Caesar Cipher: Encryption and Decryption

Introduction

This exercise demonstrates the encryption and decryption of text using the Caesar cipher. The process involves:

Step 1: Compile a Large Text Sample

To perform frequency analysis, we need a sufficiently large piece of text. For this example, we use "Pride and Prejudice" by Jane Austen, a public domain work.

Step 2: Analyze Letter Frequency

The frequency of each letter in the text is computed as a proportion of the total number of letters. The following Python code performs this analysis:

from collections import Counter

# Load the text and filter for letters only
filtered_text = ''.join(filter(str.isalpha, text.lower()))
letter_counts = Counter(filtered_text)
total_letters = sum(letter_counts.values())
letter_frequency = {letter: count / total_letters for letter, count in letter_counts.items()}
    

Step 3: Encrypt the Text

The Caesar cipher shifts each letter by a fixed value. For example, with a shift of 5, 'a' becomes 'f', 'b' becomes 'g', and so on. Wrap-around is handled for 'z'.
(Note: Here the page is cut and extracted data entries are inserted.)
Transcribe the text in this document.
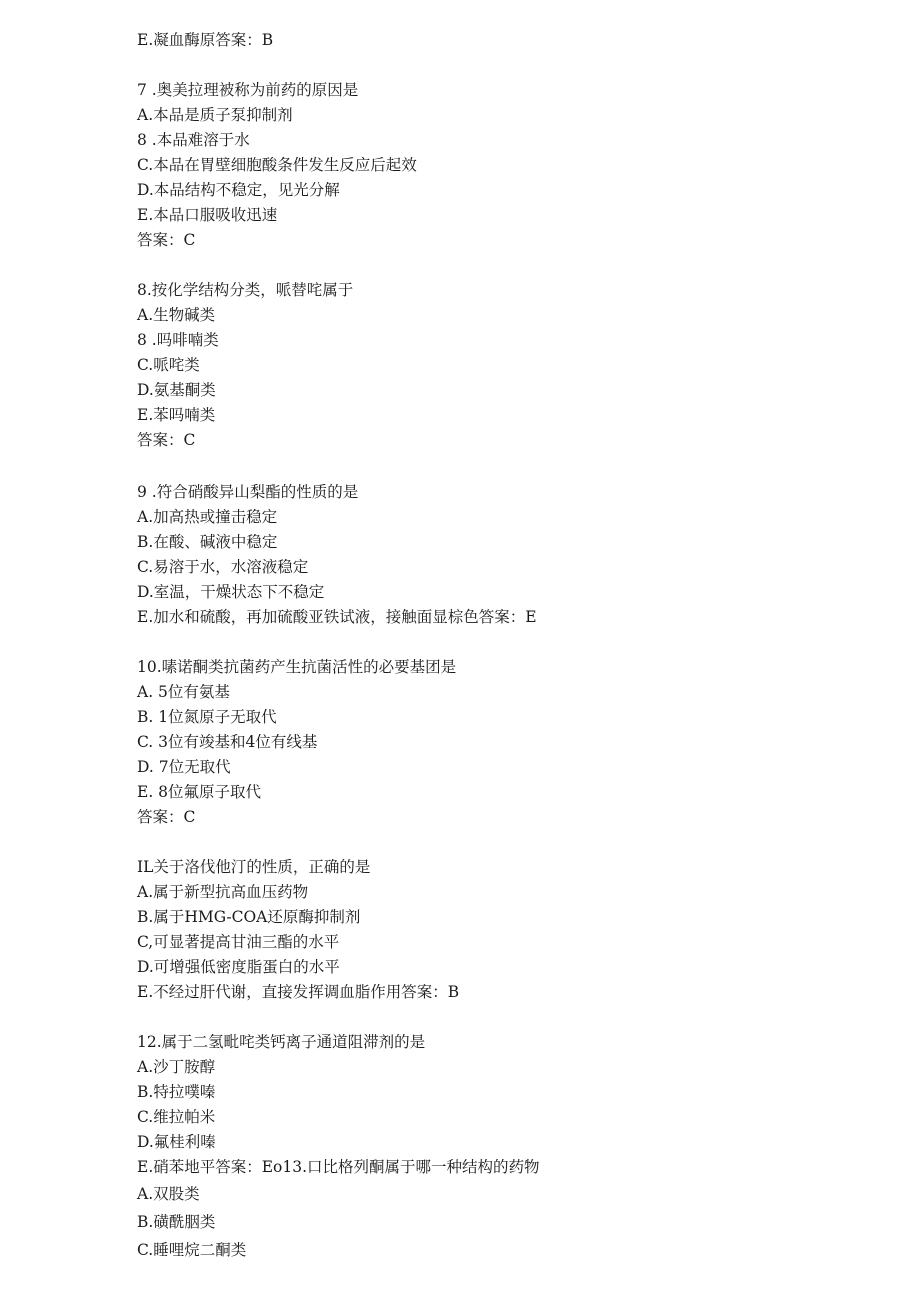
E.凝血酶原答案：B
7 .奥美拉理被称为前药的原因是
A.本品是质子泵抑制剂
8 .本品难溶于水
C.本品在胃壁细胞酸条件发生反应后起效
D.本品结构不稳定，见光分解
E.本品口服吸收迅速
答案：C
8.按化学结构分类，哌替咤属于
A.生物碱类
8 .吗啡喃类
C.哌咤类
D.氨基酮类
E.苯吗喃类
答案：C
9 .符合硝酸异山梨酯的性质的是
A.加高热或撞击稳定
B.在酸、碱液中稳定
C.易溶于水，水溶液稳定
D.室温，干燥状态下不稳定
E.加水和硫酸，再加硫酸亚铁试液，接触面显棕色答案：E
10.嗉诺酮类抗菌药产生抗菌活性的必要基团是
A. 5位有氨基
B. 1位氮原子无取代
C. 3位有竣基和4位有线基
D. 7位无取代
E. 8位氟原子取代
答案：C
IL关于洛伐他汀的性质，正确的是
A.属于新型抗高血压药物
B.属于HMG-COA还原酶抑制剂
C,可显著提高甘油三酯的水平
D.可增强低密度脂蛋白的水平
E.不经过肝代谢，直接发挥调血脂作用答案：B
12.属于二氢毗咤类钙离子通道阻滞剂的是
A.沙丁胺醇
B.特拉噗嗪
C.维拉帕米
D.氟桂利嗪
E.硝苯地平答案：Eo13.口比格列酮属于哪一种结构的药物
A.双股类
B.磺酰胭类
C.睡哩烷二酮类
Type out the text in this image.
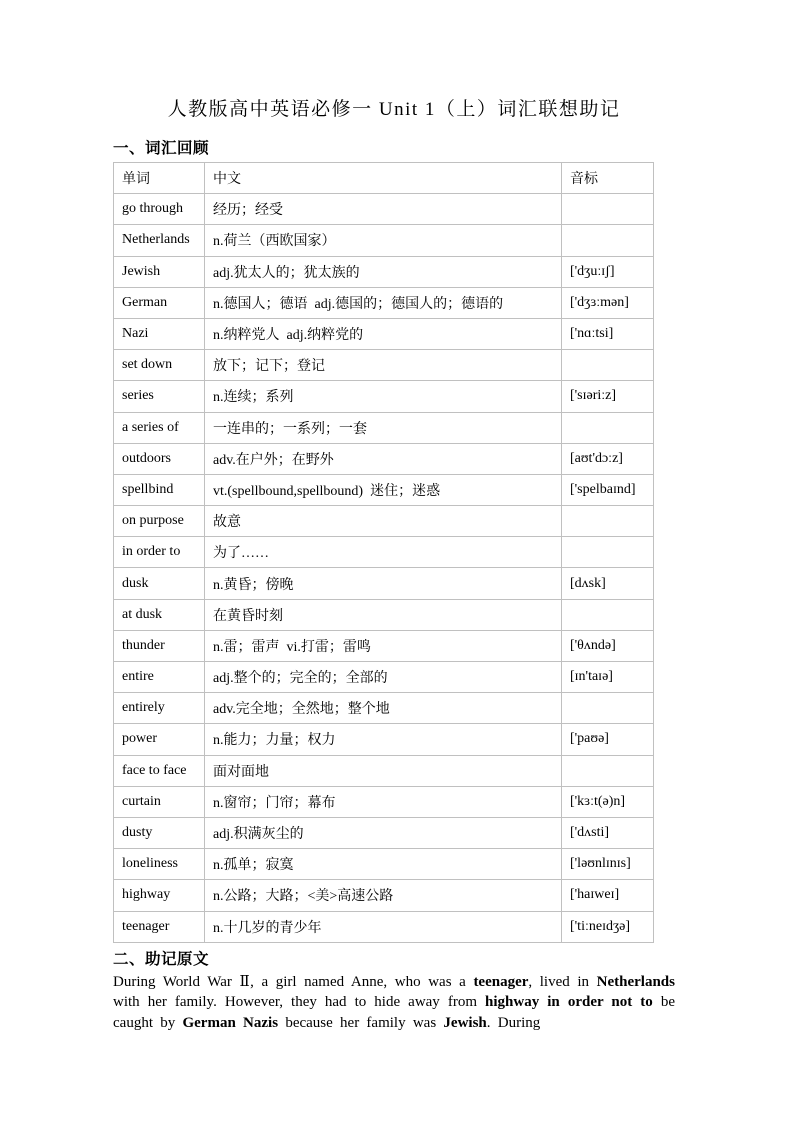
人教版高中英语必修一 Unit 1（上）词汇联想助记
一、词汇回顾
单词	中文	音标
go through	经历；经受	
Netherlands	n.荷兰（西欧国家）	
Jewish	adj.犹太人的；犹太族的	['dʒuːɪʃ]
German	n.德国人；德语  adj.德国的；德国人的；德语的	['dʒɜːmən]
Nazi	n.纳粹党人  adj.纳粹党的	['nɑːtsi]
set down	放下；记下；登记	
series	n.连续；系列	['sɪəriːz]
a series of	一连串的；一系列；一套	
outdoors	adv.在户外；在野外	[aʊt'dɔːz]
spellbind	vt.(spellbound,spellbound)  迷住；迷惑	['spelbaɪnd]
on purpose	故意	
in order to	为了……	
dusk	n.黄昏；傍晚	[dʌsk]
at dusk	在黄昏时刻	
thunder	n.雷；雷声  vi.打雷；雷鸣	['θʌndə]
entire	adj.整个的；完全的；全部的	[ɪn'taɪə]
entirely	adv.完全地；全然地；整个地	
power	n.能力；力量；权力	['paʊə]
face to face	面对面地	
curtain	n.窗帘；门帘；幕布	['kɜːt(ə)n]
dusty	adj.积满灰尘的	['dʌsti]
loneliness	n.孤单；寂寞	['ləʊnlɪnɪs]
highway	n.公路；大路；<美>高速公路	['haɪweɪ]
teenager	n.十几岁的青少年	['tiːneɪdʒə]
二、助记原文

During World War Ⅱ, a girl named Anne, who was a teenager, lived in Netherlands with her family. However, they had to hide away from highway in order not to be caught by German Nazis because her family was Jewish. During
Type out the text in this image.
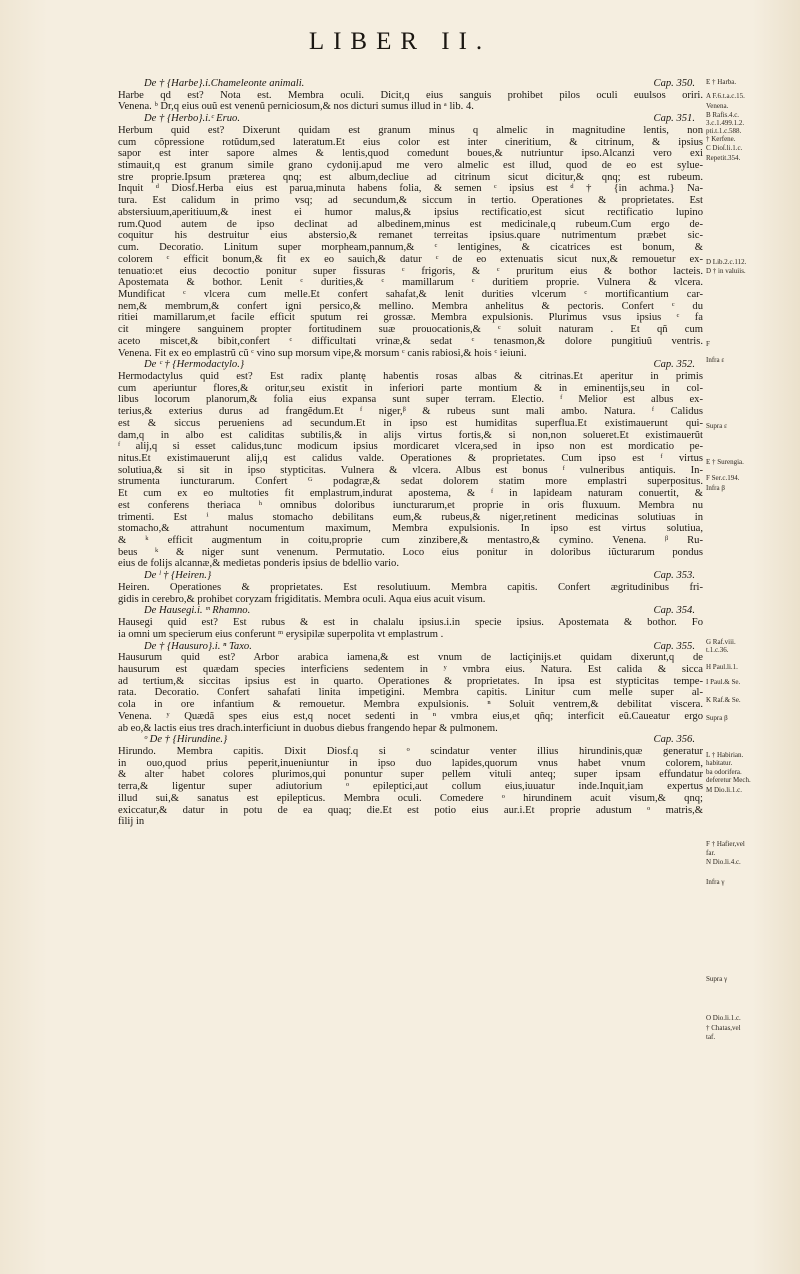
LIBER II.
De † {Harbe}.i.Chameleonte animali.	Cap. 350.

Harbe qd est? Nota est. Membra oculi. Dicit,q eius sanguis prohibet pilos oculi euulsos oriri.

Venena. ᵇ Dr,q eius ouũ est venenũ perniciosum,& nos dicturi sumus illud in ᵃ lib. 4.

De † {Herbo}.i.ᶜ Eruo.	Cap. 351.

Herbum quid est? Dixerunt quidam est granum minus q almelic in magnitudine lentis, non

cum cõpressione rotũdum,sed lateratum.Et eius color est inter cineritium, & citrinum, & ipsius

sapor est inter sapore almes & lentis,quod comedunt boues,& nutriuntur ipso.Alcanzi vero exi

stimauit,q est granum simile grano cydonij.apud me vero almelic est illud, quod de eo est sylue-

stre proprie.Ipsum præterea qnq; est album,decliue ad citrinum sicut dicitur,& qnq; est rubeum.

Inquit ᵈ Diosf.Herba eius est parua,minuta habens folia, & semen ᶜ ipsius est ᵈ † {in achma.} Na-

tura. Est calidum in primo vsq; ad secundum,& siccum in tertio. Operationes & proprietates. Est

abstersiuum,aperitiuum,& inest ei humor malus,& ipsius rectificatio,est sicut rectificatio lupino

rum.Quod autem de ipso declinat ad albedinem,minus est medicinale,q rubeum.Cum ergo de-

coquitur his destruitur eius abstersio,& remanet terreitas ipsius.quare nutrimentum præbet sic-

cum. Decoratio. Linitum super morpheam,pannum,& ᶜ lentigines, & cicatrices est bonum, &

colorem ᶜ efficit bonum,& fit ex eo sauich,& datur ᶜ de eo extenuatis sicut nux,& remouetur ex-

tenuatio:et eius decoctio ponitur super fissuras ᶜ frigoris, & ᶜ pruritum eius & bothor lacteis.

Apostemata & bothor. Lenit ᶜ durities,& ᶜ mamillarum ᶜ duritiem proprie. Vulnera & vlcera.

Mundificat ᶜ vlcera cum melle.Et confert sahafat,& lenit durities vlcerum ᶜ mortificantium car-

nem,& membrum,& confert igni persico,& mellino. Membra anhelitus & pectoris. Confert ᶜ du

ritiei mamillarum,et facile efficit sputum rei grossæ. Membra expulsionis. Plurimus vsus ipsius ᶜ fa

cit mingere sanguinem propter fortitudinem suæ prouocationis,& ᶜ soluit naturam . Et qñ cum

aceto miscet,& bibit,confert ᶜ difficultati vrinæ,& sedat ᶜ tenasmon,& dolore pungitiuũ ventris.

Venena. Fit ex eo emplastrũ cũ ᶜ vino sup morsum vipe,& morsum ᶜ canis rabiosi,& hois ᶜ ieiuni.

De ᶜ † {Hermodactylo.}	Cap. 352.

Hermodactylus quid est? Est radix plantę habentis rosas albas & citrinas.Et aperitur in primis

cum aperiuntur flores,& oritur,seu existit in inferiori parte montium & in eminentijs,seu in col-

libus locorum planorum,& folia eius expansa sunt super terram. Electio. ᶠ Melior est albus ex-

terius,& exterius durus ad frangẽdum.Et ᶠ niger,ᵝ & rubeus sunt mali ambo. Natura. ᶠ Calidus

est & siccus perueniens ad secundum.Et in ipso est humiditas superflua.Et existimauerunt qui-

dam,q in albo est caliditas subtilis,& in alijs virtus fortis,& si non,non solueret.Et existimauerũt

ᶠ alij,q si esset calidus,tunc modicum ipsius mordicaret vlcera,sed in ipso non est mordicatio pe-

nitus.Et existimauerunt alij,q est calidus valde. Operationes & proprietates. Cum ipso est ᶠ virtus

solutiua,& si sit in ipso stypticitas. Vulnera & vlcera. Albus est bonus ᶠ vulneribus antiquis. In-

strumenta iuncturarum. Confert ᴳ podagræ,& sedat dolorem statim more emplastri superpositus.

Et cum ex eo multoties fit emplastrum,indurat apostema, & ᶠ in lapideam naturam conuertit, &

est conferens theriaca ʰ omnibus doloribus iuncturarum,et proprie in oris fluxuum. Membra nu

trimenti. Est ⁱ malus stomacho debilitans eum,& rubeus,& niger,retinent medicinas solutiuas in

stomacho,& attrahunt nocumentum maximum, Membra expulsionis. In ipso est virtus solutiua,

& ᵏ efficit augmentum in coitu,proprie cum zinzibere,& mentastro,& cymino. Venena. ᵝ Ru-

beus ᵏ & niger sunt venenum. Permutatio. Loco eius ponitur in doloribus iũcturarum pondus

eius de folijs alcannæ,& medietas ponderis ipsius de bdellio vario.

De ˡ † {Heiren.}	Cap. 353.

Heiren. Operationes & proprietates. Est resolutiuum. Membra capitis. Confert ægritudinibus fri-

gidis in cerebro,& prohibet coryzam frigiditatis. Membra oculi. Aqua eius acuit visum.

De Hausegi.i. ᵐ Rhamno.	Cap. 354.

Hausegi quid est? Est rubus & est in chalalu ipsius.i.in specie ipsius. Apostemata & bothor. Fo

ia omni um specierum eius conferunt ᵐ erysipilæ superpolita vt emplastrum .

De † {Hausuro}.i. ⁿ Taxo.	Cap. 355.

Hausurum quid est? Arbor arabica iamena,& est vnum de lactiçinijs.et quidam dixerunt,q de

hausurum est quædam species interficiens sedentem in ʸ vmbra eius. Natura. Est calida & sicca

ad tertium,& siccitas ipsius est in quarto. Operationes & proprietates. In ipsa est stypticitas tempe-

rata. Decoratio. Confert sahafati linita impetigini. Membra capitis. Linitur cum melle super al-

cola in ore infantium & remouetur. Membra expulsionis. ⁿ Soluit ventrem,& debilitat viscera.

Venena. ʸ Quædã spes eius est,q nocet sedenti in ⁿ vmbra eius,et qñq; interficit eũ.Caueatur ergo

ab eo,& lactis eius tres drach.interficiunt in duobus diebus frangendo hepar & pulmonem.

ᵒ De † {Hirundine.}	Cap. 356.

Hirundo. Membra capitis. Dixit Diosf.q si ᵒ scindatur venter illius hirundinis,quæ generatur

in ouo,quod prius peperit,inueniuntur in ipso duo lapides,quorum vnus habet vnum colorem,

& alter habet colores plurimos,qui ponuntur super pellem vituli anteq; super ipsam effundatur

terra,& ligentur super adiutorium ᵒ epileptici,aut collum eius,iuuatur inde.Inquit,iam expertus

illud sui,& sanatus est epilepticus. Membra oculi. Comedere ᵒ hirundinem acuit visum,& qnq;

exiccatur,& datur in potu de ea quaq; die.Et est potio eius aur.i.Et proprie adustum ᵒ matris,&

filij in

E † Harba.
A F.6.t.a.c.15.
Venena.
B Rafis.4.c.
3.c.1.499.1.2.
pti.t.1.c.588.
† Kerfene.
C Dioſ.li.1.c.
Repetit.354.
D Lib.2.c.112.
D † in valuiis.
F
Infra ε
Supra ε
E † Surengia.
F Ser.c.194.
Infra β
G Raf.viii.
t.1.c.36.
H Paul.li.1.
I Paul.& Se.
K Raf.& Se.
Supra β
L † Habirian.
habitatur.
ba odorifera.
deferetur Mech.
M Dio.li.1.c.
F † Hafier,vel
far.
N Dio.li.4.c.
Infra γ
Supra γ
O Dio.li.1.c.
† Chatas,vel
taf.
def caesar_cipher_encrypt(text, shift):
    encrypted_text = []
    for char in text:
        if char.isalpha():
            shifted = ord(char) + shift
            if char.islower() and shifted > ord('z'):
                shifted -= 26
            elif char.isupper() and shifted > ord('Z'):
                shifted -= 26
            encrypted_text.append(chr(shifted))
        else:
            encrypted_text.append(char)
    return ''.join(encrypted_text)
    

Step 4: Decrypt the Ciphertext

Frequency analysis can determine the shift value. We compare the letter frequency of the ciphertext with known English letter frequencies using the chi-squared statistic.

def caesar_cipher_decrypt(text, shift):
    return caesar_cipher_encrypt(text, -shift)

# Find the shift with smallest chi-squared value
chi_squared_statistics = []
for shift in range(26):
    decrypted_text = caesar_cipher_decrypt(encrypted_text, shift)
    # Compute chi-squared
    chi_squared = sum(
        (observed - expected) ** 2 / expected
        for letter, observed in decrypted_letter_frequency.items()
        if (expected := english_letter_frequency.get(letter, 0))
    )
    chi_squared_statistics.append((shift, chi_squared))

best_shift = min(chi_squared_statistics, key=lambda x: x[1])[0]
decrypted_text = caesar_cipher_decrypt(encrypted_text, best_shift)
    

Results

After identifying the correct shift using frequency analysis, the original text is successfully decrypted.

Conclusion

The Caesar cipher provides a simple yet effective demonstration of encryption and decryption. While it is vulnerable to frequency analysis, it serves as an excellent introduction to cryptography.